La première étape pour le transporteur aérien est de faire appel à des volontaires qui acceptent de renoncer à leur réservation en échange de certains avantages.
Si le nombre de volontaires n'est pas suffisant, contraignant le transporteur à refuser l'embarquement de passagers contre leur volonté, ces derniers sont indemnisés immédiatement selon les modalités suivantes :
Droit au remboursement ou au réacheminement.
Le passager aura le choix entre :
le remboursement du billet 4, dans un délai de sept jours, référence faite au prix payé pour la ou les parties du voyage non effectuées et pour la ou les parties du voyage déjà effectuées et devenues inutiles par rapport à son plan de voyage initial ainsi que le cas échéant, un vol retour vers leur point de départ initial dans les meilleurs délais ;
un réacheminement vers sa destination finale, dans des conditions de transport comparables et dans les meilleurs délais ;
un réacheminement vers sa destination finale, dans des conditions de transport comparables, à une date ultérieure à sa convenance.

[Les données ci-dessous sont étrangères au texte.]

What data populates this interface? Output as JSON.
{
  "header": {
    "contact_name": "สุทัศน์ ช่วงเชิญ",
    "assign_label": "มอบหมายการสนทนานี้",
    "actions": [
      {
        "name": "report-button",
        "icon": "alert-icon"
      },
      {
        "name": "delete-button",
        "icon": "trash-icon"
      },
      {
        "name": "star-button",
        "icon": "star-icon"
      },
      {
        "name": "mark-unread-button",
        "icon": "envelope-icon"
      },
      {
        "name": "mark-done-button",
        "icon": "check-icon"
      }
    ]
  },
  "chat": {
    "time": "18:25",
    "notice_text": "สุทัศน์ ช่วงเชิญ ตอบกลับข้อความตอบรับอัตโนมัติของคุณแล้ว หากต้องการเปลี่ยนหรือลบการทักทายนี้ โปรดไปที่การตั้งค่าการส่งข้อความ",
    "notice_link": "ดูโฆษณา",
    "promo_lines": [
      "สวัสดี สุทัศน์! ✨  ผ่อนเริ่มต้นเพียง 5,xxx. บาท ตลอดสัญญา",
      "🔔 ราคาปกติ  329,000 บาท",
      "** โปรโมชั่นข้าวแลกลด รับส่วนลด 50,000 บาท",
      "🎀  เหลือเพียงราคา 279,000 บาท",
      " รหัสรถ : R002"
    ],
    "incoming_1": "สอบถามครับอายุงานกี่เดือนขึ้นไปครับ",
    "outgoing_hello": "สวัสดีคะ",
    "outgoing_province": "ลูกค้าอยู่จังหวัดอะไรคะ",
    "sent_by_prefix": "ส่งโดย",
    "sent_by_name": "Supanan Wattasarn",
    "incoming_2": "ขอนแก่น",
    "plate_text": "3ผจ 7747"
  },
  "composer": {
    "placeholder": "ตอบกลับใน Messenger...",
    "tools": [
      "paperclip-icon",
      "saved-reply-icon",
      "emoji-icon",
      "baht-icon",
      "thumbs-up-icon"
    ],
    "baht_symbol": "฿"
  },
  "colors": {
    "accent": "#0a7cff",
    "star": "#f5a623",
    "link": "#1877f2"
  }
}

En cas de changement d’aéroport (au sein d'une même ville, agglomération ou région), le transporteur prend à sa charge les coûts du transfert vers cet aéroport.

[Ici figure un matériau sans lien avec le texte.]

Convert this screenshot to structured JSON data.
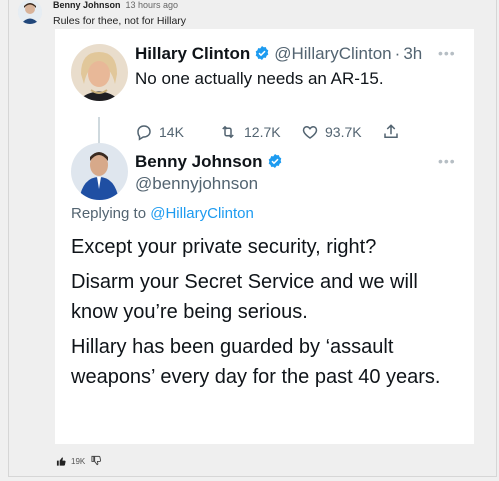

4. Le remboursement peut se faire en espèces, par virement bancaire électronique, par virement bancaire ou par chèque ou avec l'accord signé et écrit du passager, sous forme de bons de voyage et/ou autres services.
Convention de Montréal du 28 mai 1999 articles 19 et suivants.
Droit à une assistance.
Pendant le délai d’attente, le transporteur doit offrir gratuitement au passager :
des rafraîchissements et des repas en suffisance;
un hébergement à l'hôtel (incluant le transfert aéroport-hôtel) si l'attente est d'une ou plusieurs nuits ;
deux appels téléphoniques ou l'envoi de deux télex, deux télécopies ou deux messages électroniques.

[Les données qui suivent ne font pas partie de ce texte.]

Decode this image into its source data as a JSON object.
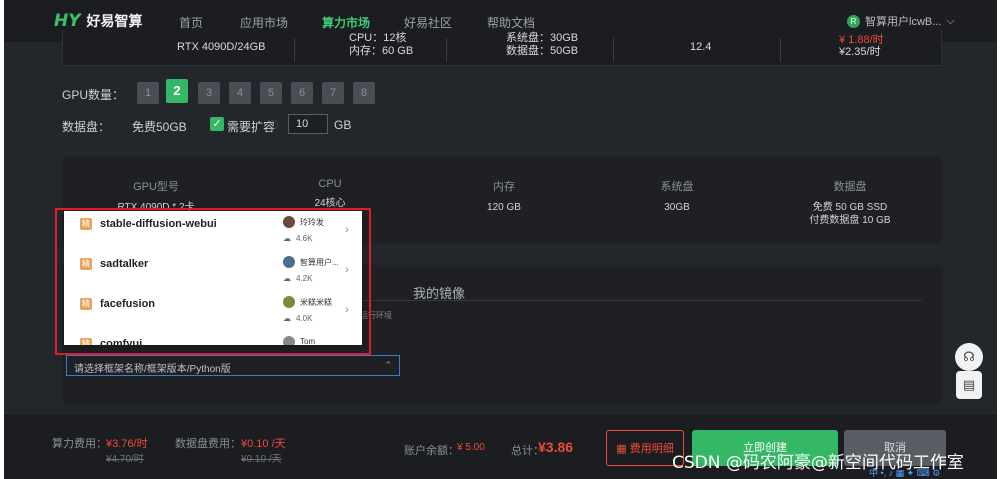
{
  "nav": {
    "logo_text": "好易智算",
    "items": [
      "首页",
      "应用市场",
      "算力市场",
      "好易社区",
      "帮助文档"
    ],
    "active_index": 2,
    "user_name": "智算用户lcwB...",
    "user_avatar_letter": "R"
  },
  "spec_row": {
    "gpu": "RTX 4090D/24GB",
    "cpu": "CPU：12核",
    "mem": "内存：60 GB",
    "sys_disk": "系统盘：30GB",
    "data_disk": "数据盘：50GB",
    "cuda": "12.4",
    "price_now": "¥ 1.88/时",
    "price_orig": "¥2.35/时"
  },
  "gpu_count": {
    "label": "GPU数量：",
    "options": [
      "1",
      "2",
      "3",
      "4",
      "5",
      "6",
      "7",
      "8"
    ],
    "selected": "2"
  },
  "data_disk": {
    "label": "数据盘：",
    "free": "免费50GB",
    "expand_label": "需要扩容",
    "expand_checked": true,
    "value": "10",
    "unit": "GB"
  },
  "summary": {
    "headers": [
      "GPU型号",
      "CPU",
      "内存",
      "系统盘",
      "数据盘"
    ],
    "values": [
      "RTX 4090D * 2卡",
      "24核心",
      "120 GB",
      "30GB",
      "免费 50 GB SSD"
    ],
    "extra": "付费数据盘 10 GB"
  },
  "image_section": {
    "tab_label": "我的镜像",
    "hint": "运行环境",
    "select_placeholder": "请选择框架名称/框架版本/Python版"
  },
  "popup_items": [
    {
      "tag": "精",
      "name": "stable-diffusion-webui",
      "author": "玲玲发",
      "stars": "4.6K"
    },
    {
      "tag": "精",
      "name": "sadtalker",
      "author": "智算用户...",
      "stars": "4.2K"
    },
    {
      "tag": "精",
      "name": "facefusion",
      "author": "米糕米糕",
      "stars": "4.0K"
    },
    {
      "tag": "精",
      "name": "comfyui",
      "author": "Tom",
      "stars": ""
    }
  ],
  "bottom": {
    "compute_label": "算力费用：",
    "compute_val": "¥3.76/时",
    "compute_orig": "¥4.70/时",
    "disk_label": "数据盘费用：",
    "disk_val": "¥0.10 /天",
    "disk_orig": "¥0.10 /天",
    "balance_label": "账户余额：",
    "balance_val": "¥ 5.00",
    "total_label": "总计：",
    "total_val": "¥3.86",
    "detail_btn": "费用明细",
    "create_btn": "立即创建",
    "cancel_btn": "取消"
  },
  "watermark": "CSDN @码农阿豪@新空间代码工作室",
  "colors": {
    "accent": "#34b865",
    "price": "#f04b3a",
    "highlight": "#e11d2a"
  }
}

Le transporteur doit en outre veiller aux besoins particuliers des personnes à mobilité réduite (et des personnes qui les accompagnent) ainsi que des enfants non accompagnés.
Droit à une compensation financière.
250 € pour tous les vols de moins de 1.500 km, en cas de remboursement et de réacheminement avec un retard de plus de 2h par rapport à l’heure d’arrivée du vol réservé ;
400 € pour tous les vols de 1.500 à 3.500 km et les vols intracommunautaires de plus de 1.500 km, en cas de remboursement et de réacheminement avec un retard de plus de 3h par rapport à l’heure d’arrivée du vol réservé ;
600 € pour tous les autres vols, en cas de remboursement et de réacheminement avec un retard de plus de 4h par rapport à l’heure d’arrivée du vol réservé ;
En cas de réacheminement avec des écarts horaires inférieurs à ceux indiqués ci-dessus, le transporteur peut réduire de 50% le montant de l’indemnisation. Il convient de noter que le Règlement n’indemnise pas le retard de vol, évoqué par un texte différent 5.
Codifiée par les instances européennes, la pratique du surbooking n’est pas automatiquement fautive. S’il invoque un préjudice supplémentaire induit par le surbooking, le passager devra alors le démontrer pour prétendre à un dédommagement financier.
Contesté par les compagnies aériennes (notamment les low cost), l’indemnisation systématique satisfait au contraire les consommateurs, même si l’articulation des textes est complexe et ne facilite pas leur application, en ralentissant les paiements. Aux opérateurs concernés de préserver leur image en instaurant des politiques claires de mise en œuvre, pour faire alors mentir l’image de « faiseurs de profit » véhiculée par des passagers laissés à terre le jour de leurs vacances …
5. Convention de Montréal du 28 mai 1999 articles 19 et suivants.